Teens Interviewed By New York Press - KLTV.com - Tyler, Longview, Jacksonville |ETX News

8/09/02 - Jacksonville

Teens Interviewed By New York Press

  Last year's terrorist attacks left many across the country turning to their churches, temples, or mosques for comfort and answers. The events forced our children to ask significant questions about their own faith; their own spiritual beliefs.

  Now those questions are the basis for a series of interviews, being conducted around the country, and Thursday, right here in East Texas, by reporters most qualified to understand the concerns of children -- other kids.

  Their first stop, The National Meditation Center for World Peace. The center has been in Jacksonville for 15 years. But it's little known to many East Texans. But, it's about to get national exposure through it's inclusion in a unique summer tour.

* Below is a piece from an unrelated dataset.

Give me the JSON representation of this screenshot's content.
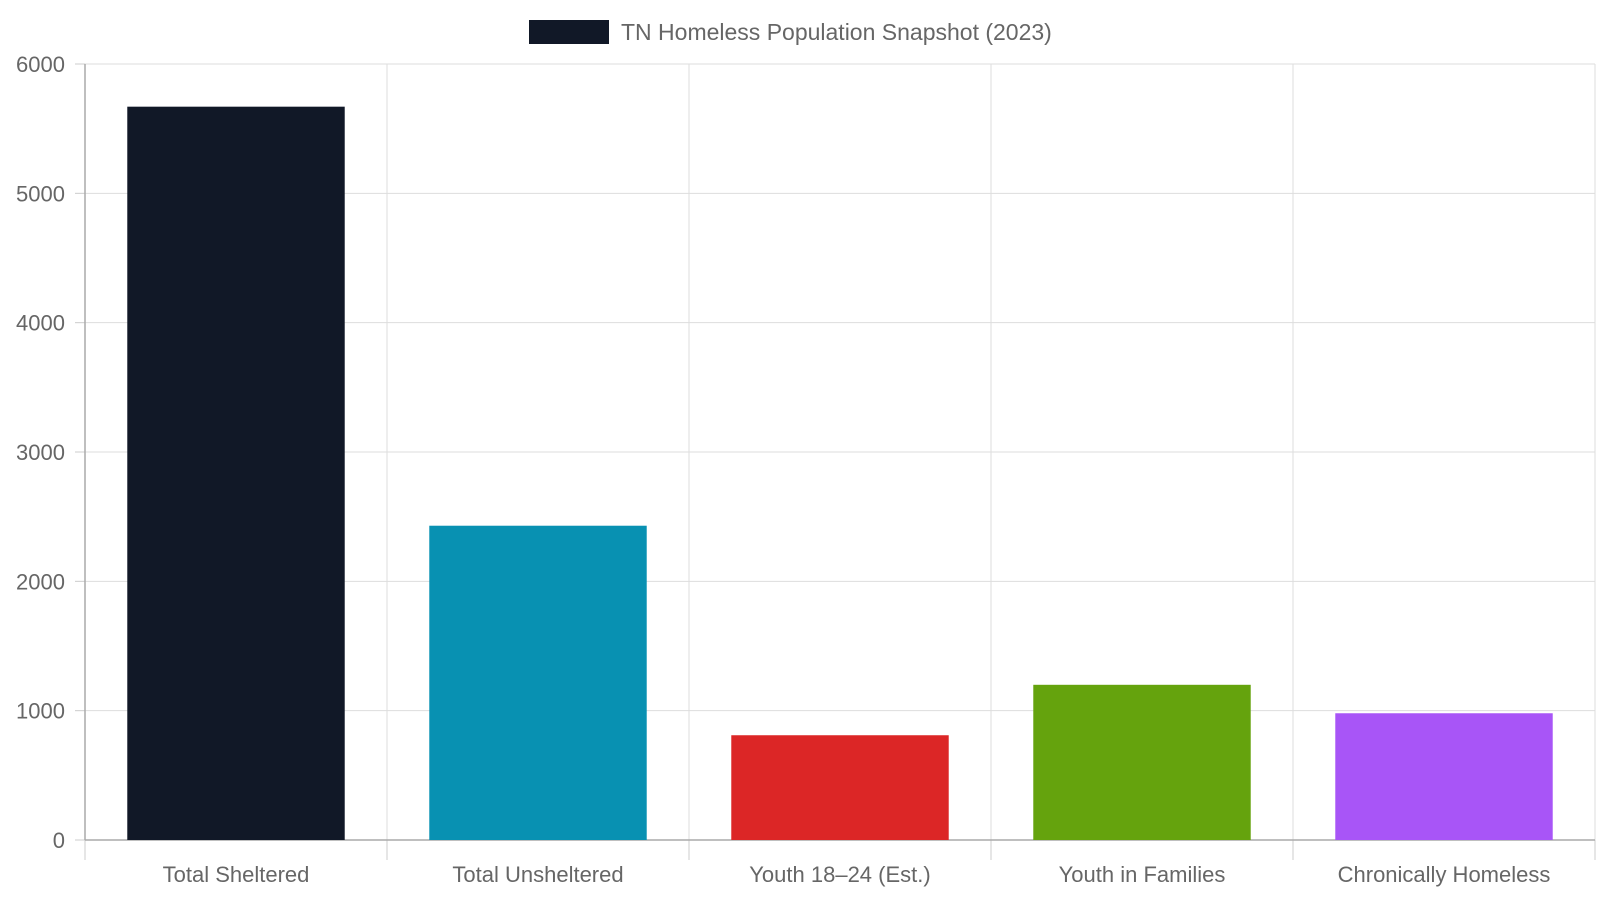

  A New York news organization called, The Children's Press Line, stopped in Jacksonville to interview teens at the meditation center about spirituality.

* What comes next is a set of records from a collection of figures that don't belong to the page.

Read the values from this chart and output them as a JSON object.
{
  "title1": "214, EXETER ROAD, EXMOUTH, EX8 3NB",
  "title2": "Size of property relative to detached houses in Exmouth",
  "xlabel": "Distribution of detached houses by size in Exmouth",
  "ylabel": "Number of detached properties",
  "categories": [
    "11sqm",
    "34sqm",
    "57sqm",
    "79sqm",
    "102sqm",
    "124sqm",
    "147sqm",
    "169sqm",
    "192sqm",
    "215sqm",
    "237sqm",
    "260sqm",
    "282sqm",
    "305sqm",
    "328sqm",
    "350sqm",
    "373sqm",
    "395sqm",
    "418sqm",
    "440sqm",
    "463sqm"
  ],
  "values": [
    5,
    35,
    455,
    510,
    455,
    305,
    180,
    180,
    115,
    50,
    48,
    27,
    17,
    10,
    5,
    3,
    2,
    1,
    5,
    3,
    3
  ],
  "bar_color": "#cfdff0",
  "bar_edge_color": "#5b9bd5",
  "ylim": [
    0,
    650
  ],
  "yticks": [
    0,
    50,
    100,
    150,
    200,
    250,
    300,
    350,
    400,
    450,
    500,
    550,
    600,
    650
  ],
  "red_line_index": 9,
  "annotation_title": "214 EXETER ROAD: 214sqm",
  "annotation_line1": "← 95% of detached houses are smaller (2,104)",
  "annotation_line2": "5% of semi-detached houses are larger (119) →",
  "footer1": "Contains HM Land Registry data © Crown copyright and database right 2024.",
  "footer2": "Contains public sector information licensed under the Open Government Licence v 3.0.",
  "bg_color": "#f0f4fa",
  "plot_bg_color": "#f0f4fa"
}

  The reporters with the press line are just students themselves.

  "It's run as a news organization," said Dax Ross, the project Coordinator."It just so happens that kids are the ones that are producing the news. It's beautiful to see the empowerment," the ownership they take over it."

  This summer, the press is traveling across the country, asking teens about all forms of spirituality. They've already published four books on topics relating to kids. When finished, their interviews from this trip will be published in their the new book called "In Search of Faith".

  It's very important to talk to kids about spirituality because "a" no one does it, and "b" it's such an important part of their life," said Trent Spiner, an editor with Children's press line."

  "A lot of them have thoughts about it, but they don't have anyone to share it with," said Nina Pesa, a reporter. "I think it kind of opens them up, and they tell us there thoughts."

  Garrett Brown is a member of the National Mediation Center,where teens learn discipline through Eastern meditation and are encouraged to participate in humanitarian efforts. Brown says normally teens do not have a place to speak their own truth.

  "I don't think spirituality is a topic that is discussed very much among teenagers," says Brown. "So for them to actually come here and ask me about that, to know that there's more teenagers out there who want to know, and that they're asking more teenagers, is very comforting to me."